According to Mercom Capital Group’s latest report, India Solar Quarterly Market Update, the power deficit numbers in India do not paint the full picture. Though low power deficit and even a surplus situation is touted by a Central Electricity Authority (CEA) report, large populations in India are still without electricity and power cuts are still part of daily life in urban areas and more so in rural areas. The reduction in the power deficit we are seeing is largely due to a combination of a drop in power demand in the commercial and industrial sector, and the financial health of DISCOMs. Falling demand has led to record low prices on the power exchanges.
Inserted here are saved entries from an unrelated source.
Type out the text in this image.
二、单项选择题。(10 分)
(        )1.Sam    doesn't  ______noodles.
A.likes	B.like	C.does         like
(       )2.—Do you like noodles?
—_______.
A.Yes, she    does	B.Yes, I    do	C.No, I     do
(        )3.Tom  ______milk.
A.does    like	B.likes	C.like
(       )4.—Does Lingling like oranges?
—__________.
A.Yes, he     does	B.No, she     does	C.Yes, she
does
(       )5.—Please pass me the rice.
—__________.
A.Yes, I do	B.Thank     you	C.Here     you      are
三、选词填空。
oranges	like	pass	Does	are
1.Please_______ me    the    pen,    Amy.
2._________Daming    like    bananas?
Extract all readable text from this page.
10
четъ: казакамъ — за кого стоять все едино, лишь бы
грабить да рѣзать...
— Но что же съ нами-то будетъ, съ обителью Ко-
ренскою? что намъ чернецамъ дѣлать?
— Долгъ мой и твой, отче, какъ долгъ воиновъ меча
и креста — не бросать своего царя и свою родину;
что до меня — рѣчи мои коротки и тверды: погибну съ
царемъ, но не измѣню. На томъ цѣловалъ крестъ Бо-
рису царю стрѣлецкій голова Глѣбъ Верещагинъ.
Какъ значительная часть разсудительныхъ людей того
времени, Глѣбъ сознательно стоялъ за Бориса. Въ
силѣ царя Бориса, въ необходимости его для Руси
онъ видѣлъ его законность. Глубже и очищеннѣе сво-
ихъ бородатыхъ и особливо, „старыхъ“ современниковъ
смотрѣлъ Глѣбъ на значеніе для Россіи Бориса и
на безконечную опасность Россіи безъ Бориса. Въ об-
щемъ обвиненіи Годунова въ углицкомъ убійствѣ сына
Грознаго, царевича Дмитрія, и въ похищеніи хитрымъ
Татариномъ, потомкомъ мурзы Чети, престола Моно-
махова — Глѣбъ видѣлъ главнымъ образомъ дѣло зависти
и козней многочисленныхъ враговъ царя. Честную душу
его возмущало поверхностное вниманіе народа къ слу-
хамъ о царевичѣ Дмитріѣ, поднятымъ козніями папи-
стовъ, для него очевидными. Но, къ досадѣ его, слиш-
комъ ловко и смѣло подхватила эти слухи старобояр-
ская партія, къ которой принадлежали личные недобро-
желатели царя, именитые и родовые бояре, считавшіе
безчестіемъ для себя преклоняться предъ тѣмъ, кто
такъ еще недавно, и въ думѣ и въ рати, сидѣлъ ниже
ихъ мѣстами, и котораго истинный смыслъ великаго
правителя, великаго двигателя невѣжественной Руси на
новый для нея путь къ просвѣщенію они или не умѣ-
According to CEA, plant load factors have fallen by 20 to 30 percent due to the drop in power usage from commercial and industrial customers, a major source of revenue for DISCOMs. These customers also usually end up subsidizing residential and rural customers for whom DISCOMs refuse to increase tariffs in line with costs, leading to massive losses year after year.
DISCOMs, which continue to have financial struggles, are purchasing cheaper power from the exchanges, which is resulting in curtailment issues for solar power. Some DISCOMs are simply resorting to power cuts as they cannot afford to even purchase power at low rates on the exchanges. Some states have surplus power but still don’t supply power 24/7 for fear of losses due to low tariffs from residential and agricultural customers.
“Total new renewable energy capacity addition has increased to 30 percent as of calendar year July 2016 with intermittent renewable energy capacity additions including wind and solar accounting for almost 28 percent (solar accounted for 16 percent), a huge positive largely due to government’s push for renewables,” said Raj Prabhu, CEO of Mercom Capital Group. This increase in renewable energy addition has caused some solar power curtailment issues in Rajasthan and Tamil Nadu where DISCOMs have flouted the ‘must run’ status of solar power thereby negatively affecting developers. However, based on Mercom’s discussion with developers and state agencies, curtailment is still not widespread, but the issue needs to be addressed immediately before it starts to hurt investor sentiments in the sector. The problem is more pronounced in Tamil Nadu, especially in high wind energy density areas when wind and solar generation peak simultaneously. In Tamil Nadu curtailment is mostly due to the utility opting to buy cheaper power from the exchanges rather than paying Rs.7 (~$0.1045)/kWh for solar (the state has signed PPAs for that rate).
While grid congestion due to a lack of transmission capacity and integration of intermittent energy sources is an issue, the more challenging issue right now is the lack of power demand and the financial health of DISCOMs.
The UDAY program was set up to fix the financial health of DISCOMs but turnaround has not been immediate. Unless states increase power tariffs on residential and agricultural consumers to reflect present costs it will not take much time for these DISCOMS to be back in financial trouble again which will be bad news for renewables and especially solar which is growing at the fastest pace.